Shared Measurement is at the heart of Collective Impact.

According to Jeff Raderstrong in his recent blog post at Living Cities, “Without continuously tracking and managing progress with data, it is highly unlikely that a collective impact initiative, or any large-scale change initiative, can achieve its goals.”

Measurement only one of the reasons we are developing an Index of Connectedness through the Child & Youth Health Network. We also intend to use data as a core element of our intervention strategy.

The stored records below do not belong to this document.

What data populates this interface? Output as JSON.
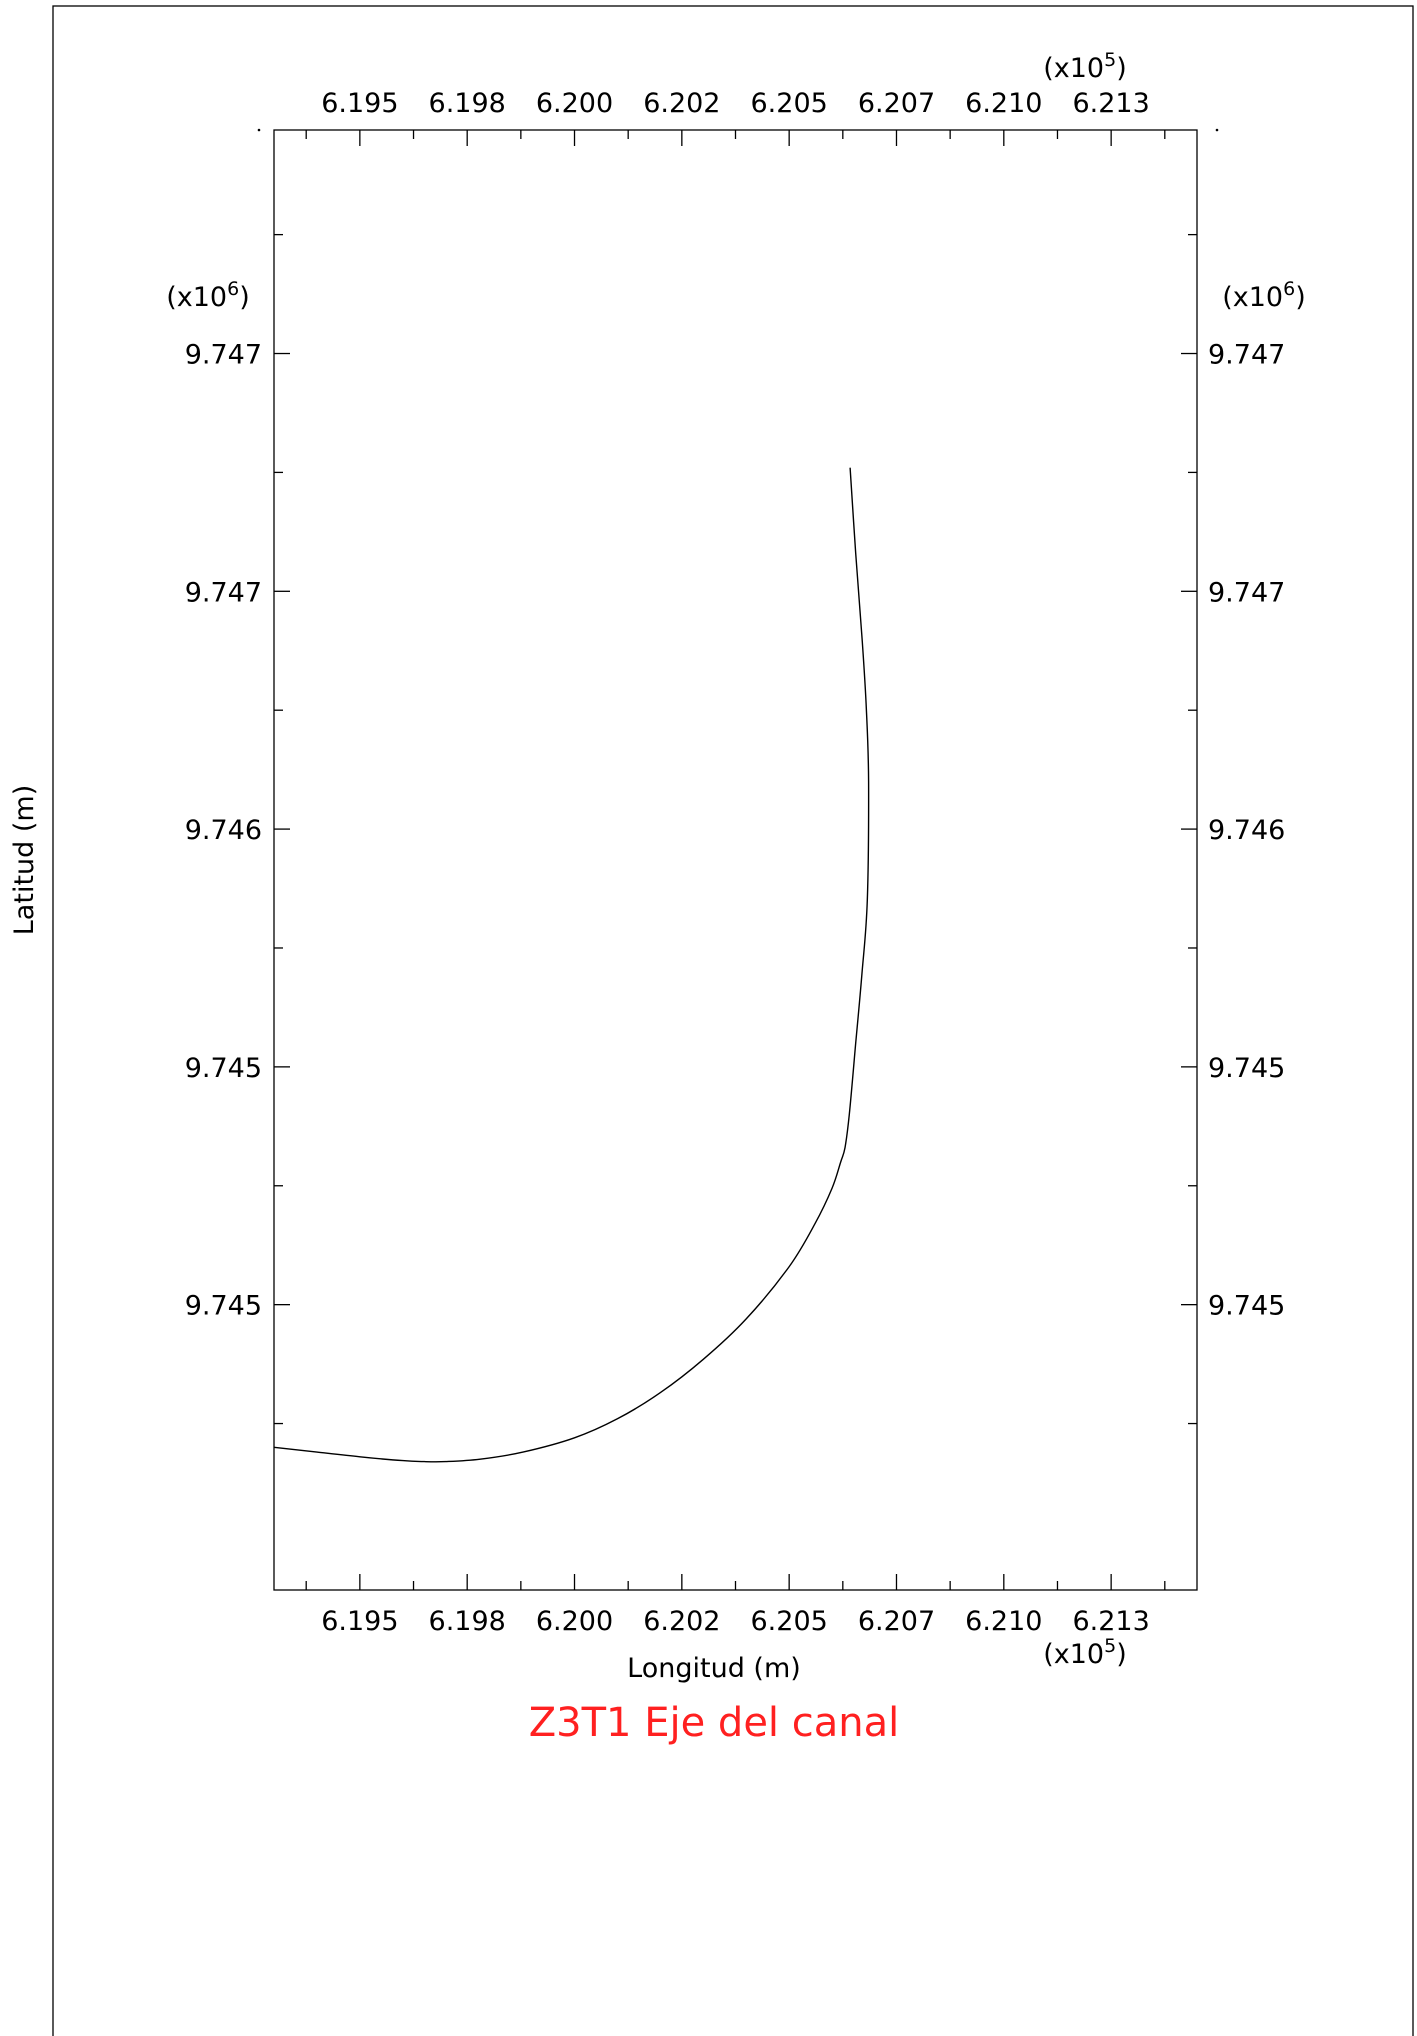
{
  "chart_data": {
    "type": "line",
    "title": "Z3T1 Eje del canal",
    "xlabel": "Longitud (m)",
    "ylabel": "Latitud (m)",
    "x_multiplier": "(x10",
    "x_multiplier_exp": "5",
    "y_multiplier": "(x10",
    "y_multiplier_exp": "6",
    "x_tick_labels": [
      "6.195",
      "6.198",
      "6.200",
      "6.202",
      "6.205",
      "6.207",
      "6.210",
      "6.213"
    ],
    "y_tick_labels": [
      "9.747",
      "9.747",
      "9.746",
      "9.745",
      "9.745"
    ],
    "xlim": [
      619300,
      621450
    ],
    "ylim": [
      9744400,
      9747470
    ],
    "x_tick_values": [
      619500,
      619750,
      620000,
      620250,
      620500,
      620750,
      621000,
      621250
    ],
    "y_tick_values": [
      9747000,
      9746500,
      9746000,
      9745500,
      9745000
    ],
    "grid": false,
    "title_color": "#ff2020",
    "line_color": "#000000",
    "series": [
      {
        "x": [
          619300,
          619400,
          619500,
          619600,
          619650,
          619700,
          619780,
          619880,
          620000,
          620100,
          620200,
          620300,
          620400,
          620500,
          620560,
          620600,
          620620,
          620630,
          620640,
          620655,
          620670,
          620682,
          620685,
          620680,
          620670,
          620655,
          620642
        ],
        "y": [
          9744700,
          9744690,
          9744680,
          9744672,
          9744670,
          9744670,
          9744675,
          9744690,
          9744720,
          9744760,
          9744815,
          9744885,
          9744970,
          9745080,
          9745170,
          9745245,
          9745300,
          9745330,
          9745400,
          9745550,
          9745700,
          9745850,
          9746100,
          9746250,
          9746400,
          9746580,
          9746760
        ]
      }
    ]
  }
}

In an earlier post, Jeff outlined five steps to using data in Collective Impact:

Step 1: Agree on the Data

This is what we are currently doing as we build the Index of Connectedness with a panel of experts in the area of measurement from around British Columbia.

Step 2: Find the Data

The Index will use existing data sources, such as the EDI and the Adolescent Health Survey, but we know that there may be data gaps that we will also need to fill in order to create a truly useful index.

Step 3: Present the Data

We are currently working with data science students to create data visualization for the index so that it will be easy for everyone (not just data geeks!) to interpret. Data visualization will also aid comparison between communities and over time.

Step 4: Discuss the Data

Once the index is complete (we are planning to launch the Index in 2017, it will provide information that we hope will provoke discussion at multiple system levels throughout our region.

Step 5: Change Behavior and Share Responsibility

The Index of Connectedness will be at the core of our shared measurement system, but it is also intended to function as an intervention for change. Through the index we hope to:

  1. Mobilize knowledge, to help everyone in our communities understand that increased connectedness for children and youth improves their health, as well as their academic performance, future productivity, and future parenting capacity.  Increased connectedness for children and youth results in improved overall community health in the long-term.
  2. Support all community members in seeing that they have a role, and helping them to  take steps to increase connectedness for children and youth in their families, schools and communities.